Cutting edge: Interleukin 4-dependent mast cell proliferation requires Autocrine/Intracrine cysteinyl leukotriene-induced signaling

Reactive mastocytosis (RM) in epithelial surfaces is a consistent Th2-associated feature of allergic disease. RM fails to develop in mice lacking leukotriene (LT) C-4 synthase (LTC4S), which is required for cysteinyl leukotriene (cys-LT) production. We now report that IL-4, which induces LTC4S expression by mast cells (MCS), requires cys-LTs, the cys-LT type 1 receptor (CysLT(1)), and Gi proteins to promote MC proliferation. LTD4 (10-1000 nM) enhanced proliferation of human MCs in a CysLT(1)-dependent, pertussis toxin-sensitive manner.

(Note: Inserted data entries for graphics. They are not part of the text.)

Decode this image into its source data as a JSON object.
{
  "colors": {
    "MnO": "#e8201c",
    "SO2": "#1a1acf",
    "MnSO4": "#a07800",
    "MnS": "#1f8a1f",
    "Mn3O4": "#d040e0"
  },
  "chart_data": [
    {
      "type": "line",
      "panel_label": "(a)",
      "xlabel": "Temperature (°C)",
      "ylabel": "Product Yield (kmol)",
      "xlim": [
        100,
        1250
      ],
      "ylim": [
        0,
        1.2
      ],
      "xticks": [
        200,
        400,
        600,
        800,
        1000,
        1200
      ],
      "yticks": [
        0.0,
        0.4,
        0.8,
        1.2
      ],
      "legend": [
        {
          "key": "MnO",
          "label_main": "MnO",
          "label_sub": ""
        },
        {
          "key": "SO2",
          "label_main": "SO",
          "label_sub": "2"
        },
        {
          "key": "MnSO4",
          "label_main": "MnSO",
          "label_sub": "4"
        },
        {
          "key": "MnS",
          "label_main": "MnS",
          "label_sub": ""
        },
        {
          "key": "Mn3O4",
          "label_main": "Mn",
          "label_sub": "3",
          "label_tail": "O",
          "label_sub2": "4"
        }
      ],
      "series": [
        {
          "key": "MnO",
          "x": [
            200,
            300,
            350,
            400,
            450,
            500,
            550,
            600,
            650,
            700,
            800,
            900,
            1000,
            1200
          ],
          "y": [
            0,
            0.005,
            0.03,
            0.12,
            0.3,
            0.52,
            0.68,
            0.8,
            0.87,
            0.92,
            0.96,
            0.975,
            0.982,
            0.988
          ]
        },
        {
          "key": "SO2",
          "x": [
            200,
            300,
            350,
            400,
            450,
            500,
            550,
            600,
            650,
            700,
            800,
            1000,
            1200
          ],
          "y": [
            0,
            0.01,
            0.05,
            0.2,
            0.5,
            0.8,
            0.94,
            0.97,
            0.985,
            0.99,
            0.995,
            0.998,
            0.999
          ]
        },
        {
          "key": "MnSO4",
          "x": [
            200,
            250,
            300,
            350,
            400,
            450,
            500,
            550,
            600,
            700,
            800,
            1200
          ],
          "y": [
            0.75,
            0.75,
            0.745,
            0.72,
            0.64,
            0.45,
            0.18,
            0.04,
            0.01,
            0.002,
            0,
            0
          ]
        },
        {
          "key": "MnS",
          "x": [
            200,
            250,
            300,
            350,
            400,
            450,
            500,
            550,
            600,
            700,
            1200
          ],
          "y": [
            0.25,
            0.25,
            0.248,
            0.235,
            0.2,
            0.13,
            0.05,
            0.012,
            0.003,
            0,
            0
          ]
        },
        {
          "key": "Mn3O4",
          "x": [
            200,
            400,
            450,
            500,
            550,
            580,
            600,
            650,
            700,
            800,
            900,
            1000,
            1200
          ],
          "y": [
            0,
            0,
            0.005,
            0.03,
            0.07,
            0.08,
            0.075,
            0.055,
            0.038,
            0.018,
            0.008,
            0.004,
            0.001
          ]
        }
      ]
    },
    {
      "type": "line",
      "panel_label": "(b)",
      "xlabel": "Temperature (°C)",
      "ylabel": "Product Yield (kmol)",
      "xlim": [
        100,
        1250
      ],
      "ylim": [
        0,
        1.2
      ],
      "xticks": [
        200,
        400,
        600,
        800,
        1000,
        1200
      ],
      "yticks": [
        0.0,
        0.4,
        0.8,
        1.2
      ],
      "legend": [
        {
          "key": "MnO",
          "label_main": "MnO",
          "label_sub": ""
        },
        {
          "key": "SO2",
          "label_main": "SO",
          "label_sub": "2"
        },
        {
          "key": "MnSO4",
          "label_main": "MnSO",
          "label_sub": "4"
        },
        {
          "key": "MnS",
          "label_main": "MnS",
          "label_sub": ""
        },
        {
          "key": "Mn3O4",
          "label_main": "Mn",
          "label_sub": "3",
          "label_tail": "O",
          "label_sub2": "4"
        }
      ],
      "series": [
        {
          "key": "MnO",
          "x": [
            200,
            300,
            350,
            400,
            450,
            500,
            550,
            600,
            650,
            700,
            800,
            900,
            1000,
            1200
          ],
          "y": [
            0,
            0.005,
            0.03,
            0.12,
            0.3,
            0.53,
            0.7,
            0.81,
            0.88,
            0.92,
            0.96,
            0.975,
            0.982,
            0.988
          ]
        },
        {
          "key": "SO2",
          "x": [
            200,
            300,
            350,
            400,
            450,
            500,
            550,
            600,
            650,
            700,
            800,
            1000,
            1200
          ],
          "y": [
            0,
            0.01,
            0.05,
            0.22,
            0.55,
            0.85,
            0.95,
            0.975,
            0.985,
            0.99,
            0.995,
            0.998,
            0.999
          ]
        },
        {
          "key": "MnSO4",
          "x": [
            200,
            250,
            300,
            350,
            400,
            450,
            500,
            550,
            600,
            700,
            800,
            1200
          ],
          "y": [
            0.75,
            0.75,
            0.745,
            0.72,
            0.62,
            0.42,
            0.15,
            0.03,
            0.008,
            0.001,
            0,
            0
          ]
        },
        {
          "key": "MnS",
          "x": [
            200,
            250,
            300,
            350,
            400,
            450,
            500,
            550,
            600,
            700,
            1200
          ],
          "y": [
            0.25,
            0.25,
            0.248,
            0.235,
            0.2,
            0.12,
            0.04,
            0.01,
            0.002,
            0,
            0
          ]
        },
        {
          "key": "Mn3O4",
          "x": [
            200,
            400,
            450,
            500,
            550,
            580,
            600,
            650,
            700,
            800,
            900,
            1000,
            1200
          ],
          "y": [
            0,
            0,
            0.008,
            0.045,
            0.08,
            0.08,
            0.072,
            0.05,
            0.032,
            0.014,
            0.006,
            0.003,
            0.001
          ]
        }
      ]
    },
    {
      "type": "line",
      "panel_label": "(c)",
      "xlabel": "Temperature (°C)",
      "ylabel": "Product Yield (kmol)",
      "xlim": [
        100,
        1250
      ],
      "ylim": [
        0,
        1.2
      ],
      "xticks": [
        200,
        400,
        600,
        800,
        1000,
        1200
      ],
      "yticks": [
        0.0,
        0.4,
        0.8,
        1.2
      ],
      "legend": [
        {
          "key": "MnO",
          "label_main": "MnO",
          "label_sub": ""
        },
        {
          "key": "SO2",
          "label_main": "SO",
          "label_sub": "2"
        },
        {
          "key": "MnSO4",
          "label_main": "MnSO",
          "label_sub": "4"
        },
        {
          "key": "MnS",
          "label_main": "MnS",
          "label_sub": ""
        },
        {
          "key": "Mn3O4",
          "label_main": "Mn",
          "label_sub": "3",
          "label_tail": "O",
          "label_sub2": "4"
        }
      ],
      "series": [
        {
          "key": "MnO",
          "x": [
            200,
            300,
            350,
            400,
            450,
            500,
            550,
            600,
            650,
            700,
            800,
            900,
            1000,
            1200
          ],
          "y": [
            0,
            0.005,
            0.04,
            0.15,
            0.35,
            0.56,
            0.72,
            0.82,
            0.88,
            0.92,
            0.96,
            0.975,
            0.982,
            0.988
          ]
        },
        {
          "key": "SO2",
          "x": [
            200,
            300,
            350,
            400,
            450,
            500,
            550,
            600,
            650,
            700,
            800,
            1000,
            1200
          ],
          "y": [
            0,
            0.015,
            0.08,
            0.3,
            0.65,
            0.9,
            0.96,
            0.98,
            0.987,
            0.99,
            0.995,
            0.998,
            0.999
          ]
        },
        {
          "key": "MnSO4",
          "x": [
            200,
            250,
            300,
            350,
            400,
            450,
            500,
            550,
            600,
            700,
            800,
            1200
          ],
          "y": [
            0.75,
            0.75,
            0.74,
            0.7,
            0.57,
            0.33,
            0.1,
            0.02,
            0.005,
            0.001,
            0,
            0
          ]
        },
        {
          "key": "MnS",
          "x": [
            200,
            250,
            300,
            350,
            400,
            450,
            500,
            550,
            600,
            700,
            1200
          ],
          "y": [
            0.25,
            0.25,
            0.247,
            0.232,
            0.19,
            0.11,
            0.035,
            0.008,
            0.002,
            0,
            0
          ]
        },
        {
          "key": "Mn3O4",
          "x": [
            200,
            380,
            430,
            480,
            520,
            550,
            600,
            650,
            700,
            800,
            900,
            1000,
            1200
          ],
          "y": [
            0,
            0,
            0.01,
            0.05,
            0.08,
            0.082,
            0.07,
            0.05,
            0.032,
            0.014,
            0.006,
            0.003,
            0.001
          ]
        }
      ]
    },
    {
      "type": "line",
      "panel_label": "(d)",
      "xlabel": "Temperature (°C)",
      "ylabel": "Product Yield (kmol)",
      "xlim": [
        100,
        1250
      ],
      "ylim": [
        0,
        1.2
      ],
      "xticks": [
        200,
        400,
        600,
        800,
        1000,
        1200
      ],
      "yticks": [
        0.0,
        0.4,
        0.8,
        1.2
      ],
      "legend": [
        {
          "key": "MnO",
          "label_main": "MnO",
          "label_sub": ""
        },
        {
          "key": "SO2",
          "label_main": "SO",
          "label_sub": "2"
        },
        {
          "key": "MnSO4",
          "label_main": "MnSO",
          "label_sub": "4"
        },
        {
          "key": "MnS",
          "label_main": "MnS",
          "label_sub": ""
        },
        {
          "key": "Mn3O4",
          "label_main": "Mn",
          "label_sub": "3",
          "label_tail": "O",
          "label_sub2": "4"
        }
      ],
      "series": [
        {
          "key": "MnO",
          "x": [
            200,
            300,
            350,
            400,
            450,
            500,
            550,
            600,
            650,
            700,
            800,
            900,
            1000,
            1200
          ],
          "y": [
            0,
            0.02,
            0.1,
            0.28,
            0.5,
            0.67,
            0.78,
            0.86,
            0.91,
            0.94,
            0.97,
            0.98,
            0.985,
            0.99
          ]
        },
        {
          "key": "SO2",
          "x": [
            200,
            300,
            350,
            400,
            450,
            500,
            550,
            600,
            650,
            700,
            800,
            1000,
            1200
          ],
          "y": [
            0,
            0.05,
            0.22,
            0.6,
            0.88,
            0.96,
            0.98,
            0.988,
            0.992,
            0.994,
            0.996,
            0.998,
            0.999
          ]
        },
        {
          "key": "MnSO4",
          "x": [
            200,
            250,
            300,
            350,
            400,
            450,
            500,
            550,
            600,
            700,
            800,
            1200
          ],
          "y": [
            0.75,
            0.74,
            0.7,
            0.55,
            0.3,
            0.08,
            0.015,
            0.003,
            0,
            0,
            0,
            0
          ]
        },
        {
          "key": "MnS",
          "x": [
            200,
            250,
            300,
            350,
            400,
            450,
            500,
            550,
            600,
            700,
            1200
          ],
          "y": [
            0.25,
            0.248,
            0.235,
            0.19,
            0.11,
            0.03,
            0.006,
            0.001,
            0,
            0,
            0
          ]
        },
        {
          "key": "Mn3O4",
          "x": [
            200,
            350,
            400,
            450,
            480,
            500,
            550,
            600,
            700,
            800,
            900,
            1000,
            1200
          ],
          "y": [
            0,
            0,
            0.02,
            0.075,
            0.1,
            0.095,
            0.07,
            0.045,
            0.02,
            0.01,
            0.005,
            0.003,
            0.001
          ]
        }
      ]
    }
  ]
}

LTD4-induced phosphorylation of ERK required transactivation of c-kit. IL-4-driven comitogenesis was likewise sensitive to pertussis toxin or a CysLT(1)-selective antagonist and was attenuated by treatment with leukotriene synthesis inhibitors. Mouse MCs lacking LTC4S or CysLT(1) showed substantially diminished IL-4-induced comitogenesis. Thus, IL-4 induces proliferation in part by inducing LTC4S and cys-LT generation, which causes CysLT(1) to transactivate c-kit in RM.